What claim does the church have to our time?


  1. Robin, for whatever hill o' beans it's worth:
    My understanding of time and church changed DRAMATICALLY in the last two years.
    Before the little biscuit was born, I heard people talk about the (un)involvement of young parents, and dismissing it as irrelevant when there were nursery services available.
    I was one of the most involved young(ish) church people I knew for well over a decade.
    Now, I'm there one or two Sundays a month, on a good month, and the biscuit and husband are very rarely with me.
    Also: some nuclear families have great support, and others have almost none. For those without support, a nursery doesn't change the way that two people are juggling as much as they can, with almost no breathing room.
    Church has very much become an obligation, a nuisance, something that makes my life measurably harder.
    This is a season, I know, and a short one-- but especially in a place where the church consists of familIES, whole and independent unto themselves, rather than becoming one large body, one family, seeing one another and genuinely opening arms to all, rather than just broadmindedly accepting anyone in the next pew-- wrangling church sucks an awful lot of time and energy.

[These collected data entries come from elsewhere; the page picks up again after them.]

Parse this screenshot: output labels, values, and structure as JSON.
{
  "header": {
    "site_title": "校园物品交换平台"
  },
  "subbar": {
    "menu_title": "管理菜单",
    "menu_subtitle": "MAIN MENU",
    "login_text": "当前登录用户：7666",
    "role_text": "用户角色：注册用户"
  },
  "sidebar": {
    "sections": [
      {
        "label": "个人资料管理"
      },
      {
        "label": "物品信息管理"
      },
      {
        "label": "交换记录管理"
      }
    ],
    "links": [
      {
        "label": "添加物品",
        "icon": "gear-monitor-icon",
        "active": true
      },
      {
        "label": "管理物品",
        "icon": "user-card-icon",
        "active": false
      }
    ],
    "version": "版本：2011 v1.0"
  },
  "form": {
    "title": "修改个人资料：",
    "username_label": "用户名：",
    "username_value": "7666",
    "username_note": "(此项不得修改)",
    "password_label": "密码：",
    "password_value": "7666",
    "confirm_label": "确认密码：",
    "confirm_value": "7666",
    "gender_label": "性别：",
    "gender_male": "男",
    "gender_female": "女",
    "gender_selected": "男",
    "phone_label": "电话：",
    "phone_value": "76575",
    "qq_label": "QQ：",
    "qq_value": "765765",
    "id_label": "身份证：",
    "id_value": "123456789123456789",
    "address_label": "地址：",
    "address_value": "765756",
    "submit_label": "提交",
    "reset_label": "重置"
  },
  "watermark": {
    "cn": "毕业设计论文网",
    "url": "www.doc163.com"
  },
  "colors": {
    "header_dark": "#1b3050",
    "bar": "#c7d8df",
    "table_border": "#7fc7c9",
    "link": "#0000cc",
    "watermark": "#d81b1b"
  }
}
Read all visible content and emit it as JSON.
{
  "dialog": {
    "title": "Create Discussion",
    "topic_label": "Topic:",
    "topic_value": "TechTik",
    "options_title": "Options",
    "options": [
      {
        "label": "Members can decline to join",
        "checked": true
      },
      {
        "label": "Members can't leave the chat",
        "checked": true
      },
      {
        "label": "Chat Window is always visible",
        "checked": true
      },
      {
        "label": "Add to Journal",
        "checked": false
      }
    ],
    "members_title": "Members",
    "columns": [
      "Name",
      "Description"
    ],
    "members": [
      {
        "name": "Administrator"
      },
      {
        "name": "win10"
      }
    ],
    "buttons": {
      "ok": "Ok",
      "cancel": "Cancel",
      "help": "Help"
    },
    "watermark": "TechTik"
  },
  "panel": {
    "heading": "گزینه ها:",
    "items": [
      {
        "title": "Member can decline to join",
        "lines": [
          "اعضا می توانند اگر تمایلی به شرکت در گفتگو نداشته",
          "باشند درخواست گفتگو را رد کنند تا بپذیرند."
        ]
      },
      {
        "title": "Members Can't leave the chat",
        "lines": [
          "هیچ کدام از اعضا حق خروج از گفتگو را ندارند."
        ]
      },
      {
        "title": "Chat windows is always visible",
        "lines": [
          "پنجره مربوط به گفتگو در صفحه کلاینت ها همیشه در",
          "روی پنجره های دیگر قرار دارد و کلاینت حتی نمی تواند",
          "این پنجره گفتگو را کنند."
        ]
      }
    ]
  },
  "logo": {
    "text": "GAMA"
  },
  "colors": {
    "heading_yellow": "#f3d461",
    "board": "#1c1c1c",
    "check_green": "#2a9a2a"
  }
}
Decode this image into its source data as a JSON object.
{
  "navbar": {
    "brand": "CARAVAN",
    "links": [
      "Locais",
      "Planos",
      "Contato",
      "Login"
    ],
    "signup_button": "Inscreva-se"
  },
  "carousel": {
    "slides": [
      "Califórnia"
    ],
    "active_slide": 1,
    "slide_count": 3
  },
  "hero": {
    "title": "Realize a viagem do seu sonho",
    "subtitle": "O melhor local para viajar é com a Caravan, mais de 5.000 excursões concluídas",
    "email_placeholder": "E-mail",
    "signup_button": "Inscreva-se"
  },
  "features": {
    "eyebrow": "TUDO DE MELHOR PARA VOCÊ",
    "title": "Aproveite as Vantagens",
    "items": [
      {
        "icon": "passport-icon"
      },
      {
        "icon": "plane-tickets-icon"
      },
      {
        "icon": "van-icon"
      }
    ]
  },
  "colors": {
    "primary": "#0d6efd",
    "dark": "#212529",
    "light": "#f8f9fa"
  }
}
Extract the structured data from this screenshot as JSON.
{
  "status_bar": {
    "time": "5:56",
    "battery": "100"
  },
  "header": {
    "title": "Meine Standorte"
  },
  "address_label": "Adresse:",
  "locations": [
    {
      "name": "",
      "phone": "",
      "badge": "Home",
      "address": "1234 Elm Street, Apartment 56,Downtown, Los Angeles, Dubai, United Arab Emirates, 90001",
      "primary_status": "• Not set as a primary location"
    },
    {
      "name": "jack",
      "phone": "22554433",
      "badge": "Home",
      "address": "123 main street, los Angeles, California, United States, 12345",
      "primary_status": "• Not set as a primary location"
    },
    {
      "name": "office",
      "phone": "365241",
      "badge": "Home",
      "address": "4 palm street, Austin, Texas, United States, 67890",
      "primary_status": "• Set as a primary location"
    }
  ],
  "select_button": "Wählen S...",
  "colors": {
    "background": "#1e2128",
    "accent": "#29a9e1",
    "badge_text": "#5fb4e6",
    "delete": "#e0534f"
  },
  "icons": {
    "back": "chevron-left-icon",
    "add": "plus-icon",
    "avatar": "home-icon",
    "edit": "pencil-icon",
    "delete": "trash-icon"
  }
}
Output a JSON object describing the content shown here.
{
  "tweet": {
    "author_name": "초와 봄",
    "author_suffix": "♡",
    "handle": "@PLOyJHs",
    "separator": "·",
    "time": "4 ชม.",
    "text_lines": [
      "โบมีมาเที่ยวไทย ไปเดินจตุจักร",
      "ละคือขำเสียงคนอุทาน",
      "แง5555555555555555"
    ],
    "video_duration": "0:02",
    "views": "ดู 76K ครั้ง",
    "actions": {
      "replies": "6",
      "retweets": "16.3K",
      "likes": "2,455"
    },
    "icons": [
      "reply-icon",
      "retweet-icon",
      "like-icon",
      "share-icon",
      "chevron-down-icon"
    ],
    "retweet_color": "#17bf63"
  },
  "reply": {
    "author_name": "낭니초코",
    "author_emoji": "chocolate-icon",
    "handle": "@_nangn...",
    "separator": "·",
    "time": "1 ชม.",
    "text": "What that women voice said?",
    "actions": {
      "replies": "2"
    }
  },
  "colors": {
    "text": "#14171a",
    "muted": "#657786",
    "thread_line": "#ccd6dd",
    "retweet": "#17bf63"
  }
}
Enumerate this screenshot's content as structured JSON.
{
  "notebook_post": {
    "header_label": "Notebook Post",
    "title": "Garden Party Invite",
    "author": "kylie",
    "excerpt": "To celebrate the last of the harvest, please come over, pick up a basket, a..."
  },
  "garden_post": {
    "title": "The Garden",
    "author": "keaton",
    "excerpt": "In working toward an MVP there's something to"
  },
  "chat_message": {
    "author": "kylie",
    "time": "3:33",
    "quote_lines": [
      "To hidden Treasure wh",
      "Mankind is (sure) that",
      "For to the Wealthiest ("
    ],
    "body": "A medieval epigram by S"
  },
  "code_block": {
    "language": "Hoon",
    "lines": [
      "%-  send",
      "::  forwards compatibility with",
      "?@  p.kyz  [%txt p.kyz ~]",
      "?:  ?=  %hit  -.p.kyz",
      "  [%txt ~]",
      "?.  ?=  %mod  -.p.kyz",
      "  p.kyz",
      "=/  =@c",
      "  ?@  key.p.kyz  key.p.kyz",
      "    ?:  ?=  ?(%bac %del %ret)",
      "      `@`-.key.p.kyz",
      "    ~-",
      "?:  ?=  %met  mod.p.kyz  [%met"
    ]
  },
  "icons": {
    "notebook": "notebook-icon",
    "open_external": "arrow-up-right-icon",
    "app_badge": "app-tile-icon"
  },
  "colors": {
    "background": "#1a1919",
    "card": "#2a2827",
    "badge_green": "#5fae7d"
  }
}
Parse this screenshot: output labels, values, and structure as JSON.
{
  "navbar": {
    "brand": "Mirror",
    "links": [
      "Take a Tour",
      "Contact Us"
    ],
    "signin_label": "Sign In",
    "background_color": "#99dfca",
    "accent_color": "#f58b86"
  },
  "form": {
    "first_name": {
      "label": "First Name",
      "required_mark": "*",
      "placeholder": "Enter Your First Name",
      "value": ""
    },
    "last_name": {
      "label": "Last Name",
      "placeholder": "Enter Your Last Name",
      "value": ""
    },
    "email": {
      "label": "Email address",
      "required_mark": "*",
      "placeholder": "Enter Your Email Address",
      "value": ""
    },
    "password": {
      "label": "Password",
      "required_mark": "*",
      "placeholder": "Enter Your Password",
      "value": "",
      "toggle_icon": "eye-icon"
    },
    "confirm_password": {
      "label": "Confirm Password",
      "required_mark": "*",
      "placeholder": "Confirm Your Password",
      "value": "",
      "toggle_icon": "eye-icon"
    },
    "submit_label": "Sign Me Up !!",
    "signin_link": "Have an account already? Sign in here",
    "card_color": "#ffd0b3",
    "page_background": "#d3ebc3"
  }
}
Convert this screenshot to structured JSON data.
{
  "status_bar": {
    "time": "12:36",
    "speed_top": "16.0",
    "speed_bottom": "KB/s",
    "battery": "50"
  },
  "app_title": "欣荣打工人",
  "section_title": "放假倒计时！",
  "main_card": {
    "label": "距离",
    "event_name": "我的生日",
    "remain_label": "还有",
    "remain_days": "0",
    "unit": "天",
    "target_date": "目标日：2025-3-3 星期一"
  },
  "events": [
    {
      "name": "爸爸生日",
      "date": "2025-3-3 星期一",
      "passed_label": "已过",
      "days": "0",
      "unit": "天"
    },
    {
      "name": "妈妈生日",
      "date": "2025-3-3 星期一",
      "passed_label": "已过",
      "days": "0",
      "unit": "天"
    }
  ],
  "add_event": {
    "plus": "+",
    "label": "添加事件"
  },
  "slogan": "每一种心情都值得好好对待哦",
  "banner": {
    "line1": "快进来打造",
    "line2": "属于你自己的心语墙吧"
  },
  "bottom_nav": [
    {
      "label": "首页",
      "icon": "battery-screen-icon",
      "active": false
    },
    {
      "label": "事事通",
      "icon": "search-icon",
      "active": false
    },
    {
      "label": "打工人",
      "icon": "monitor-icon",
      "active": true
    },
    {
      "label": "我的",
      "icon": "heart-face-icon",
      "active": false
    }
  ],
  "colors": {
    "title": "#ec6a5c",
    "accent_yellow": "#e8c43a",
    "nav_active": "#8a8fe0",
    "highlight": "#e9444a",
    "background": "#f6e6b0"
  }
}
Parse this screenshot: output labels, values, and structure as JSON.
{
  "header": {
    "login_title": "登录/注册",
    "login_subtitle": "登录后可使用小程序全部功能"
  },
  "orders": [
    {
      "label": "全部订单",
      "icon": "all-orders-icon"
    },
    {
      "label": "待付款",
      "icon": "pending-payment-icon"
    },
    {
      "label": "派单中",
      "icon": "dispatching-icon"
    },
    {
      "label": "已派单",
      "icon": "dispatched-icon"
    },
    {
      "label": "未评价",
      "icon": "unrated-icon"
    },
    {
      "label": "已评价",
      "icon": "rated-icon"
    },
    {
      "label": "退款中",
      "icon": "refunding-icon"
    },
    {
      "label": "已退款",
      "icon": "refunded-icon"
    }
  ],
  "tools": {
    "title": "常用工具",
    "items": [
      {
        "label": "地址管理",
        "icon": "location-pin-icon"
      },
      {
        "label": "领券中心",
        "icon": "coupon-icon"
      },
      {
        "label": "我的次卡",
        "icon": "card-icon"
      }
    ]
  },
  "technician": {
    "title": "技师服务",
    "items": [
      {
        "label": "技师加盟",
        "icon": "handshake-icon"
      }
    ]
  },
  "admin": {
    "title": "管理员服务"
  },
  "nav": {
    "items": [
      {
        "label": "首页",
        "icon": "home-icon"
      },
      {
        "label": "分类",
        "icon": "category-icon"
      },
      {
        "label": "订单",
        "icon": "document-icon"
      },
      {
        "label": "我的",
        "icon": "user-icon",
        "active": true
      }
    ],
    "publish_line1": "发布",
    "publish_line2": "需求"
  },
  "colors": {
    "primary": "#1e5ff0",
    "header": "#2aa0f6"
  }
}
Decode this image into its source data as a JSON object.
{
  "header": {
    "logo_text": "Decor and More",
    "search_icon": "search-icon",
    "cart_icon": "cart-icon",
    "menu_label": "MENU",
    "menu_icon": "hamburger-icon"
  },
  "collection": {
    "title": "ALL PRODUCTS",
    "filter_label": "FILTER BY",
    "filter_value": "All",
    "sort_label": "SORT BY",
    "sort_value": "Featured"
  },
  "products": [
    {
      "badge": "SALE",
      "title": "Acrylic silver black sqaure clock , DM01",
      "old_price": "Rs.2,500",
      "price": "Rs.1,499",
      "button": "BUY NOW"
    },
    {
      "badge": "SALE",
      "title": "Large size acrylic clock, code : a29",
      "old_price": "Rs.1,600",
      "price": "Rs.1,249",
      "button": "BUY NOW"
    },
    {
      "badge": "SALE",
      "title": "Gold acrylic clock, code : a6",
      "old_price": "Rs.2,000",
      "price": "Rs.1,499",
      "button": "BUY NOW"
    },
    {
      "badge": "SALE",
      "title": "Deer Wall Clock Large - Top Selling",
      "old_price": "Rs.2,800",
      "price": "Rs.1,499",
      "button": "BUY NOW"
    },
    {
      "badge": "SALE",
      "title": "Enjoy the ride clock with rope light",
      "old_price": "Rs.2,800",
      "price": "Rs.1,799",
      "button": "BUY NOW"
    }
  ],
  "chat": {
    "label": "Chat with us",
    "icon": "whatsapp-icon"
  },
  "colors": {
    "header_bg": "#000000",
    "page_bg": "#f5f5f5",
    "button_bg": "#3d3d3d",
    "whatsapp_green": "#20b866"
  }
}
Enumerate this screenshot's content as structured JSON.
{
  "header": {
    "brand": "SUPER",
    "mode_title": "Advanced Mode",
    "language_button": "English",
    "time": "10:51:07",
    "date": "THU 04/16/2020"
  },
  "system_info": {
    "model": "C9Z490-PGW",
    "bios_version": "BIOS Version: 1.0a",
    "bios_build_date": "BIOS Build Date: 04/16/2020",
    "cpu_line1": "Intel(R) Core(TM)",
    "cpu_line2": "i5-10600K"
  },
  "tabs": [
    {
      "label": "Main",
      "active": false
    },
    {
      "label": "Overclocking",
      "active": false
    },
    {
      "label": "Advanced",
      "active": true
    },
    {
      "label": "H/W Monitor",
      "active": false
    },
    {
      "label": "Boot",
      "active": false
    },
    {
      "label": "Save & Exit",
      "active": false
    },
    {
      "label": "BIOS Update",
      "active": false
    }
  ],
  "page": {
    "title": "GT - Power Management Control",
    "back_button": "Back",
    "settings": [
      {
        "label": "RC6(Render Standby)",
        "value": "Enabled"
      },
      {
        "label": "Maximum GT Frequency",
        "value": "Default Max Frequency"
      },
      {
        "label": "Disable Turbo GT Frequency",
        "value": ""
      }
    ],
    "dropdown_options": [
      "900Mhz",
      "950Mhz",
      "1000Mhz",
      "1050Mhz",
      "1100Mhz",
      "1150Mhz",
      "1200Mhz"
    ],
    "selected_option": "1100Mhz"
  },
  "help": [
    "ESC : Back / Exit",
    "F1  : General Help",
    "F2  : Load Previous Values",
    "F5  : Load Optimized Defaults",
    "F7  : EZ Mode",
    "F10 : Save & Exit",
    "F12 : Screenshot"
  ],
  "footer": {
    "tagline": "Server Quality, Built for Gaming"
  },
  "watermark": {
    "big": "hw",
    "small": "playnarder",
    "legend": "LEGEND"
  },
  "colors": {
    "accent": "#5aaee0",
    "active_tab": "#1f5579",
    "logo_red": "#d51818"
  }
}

    Oof. Apologies for the diatribe.

  2. You make great points, Di. I really had the opposite experience when my kids were small - I loved the way we all participated in church together, loved being part of a community much bigger than the five of us, and accepted a wide variety of rolls in leadership. We found real community there with a group of young families who, like us, had no extended family around, and became one another's family. Nearly thirty years later, we still are -- although our connections to that particular congregation are no longer uniform across our group. But I did get burned out at church and eventually reached the point where I felt that the busy-ness and committee and programs were no longer a venue to God - at a time which coincided with my middle-schoolers' refusal to stay involved. More on that later, as I think/write through what church might mean beyond obligation and nuisance. Thanks so much for commenting!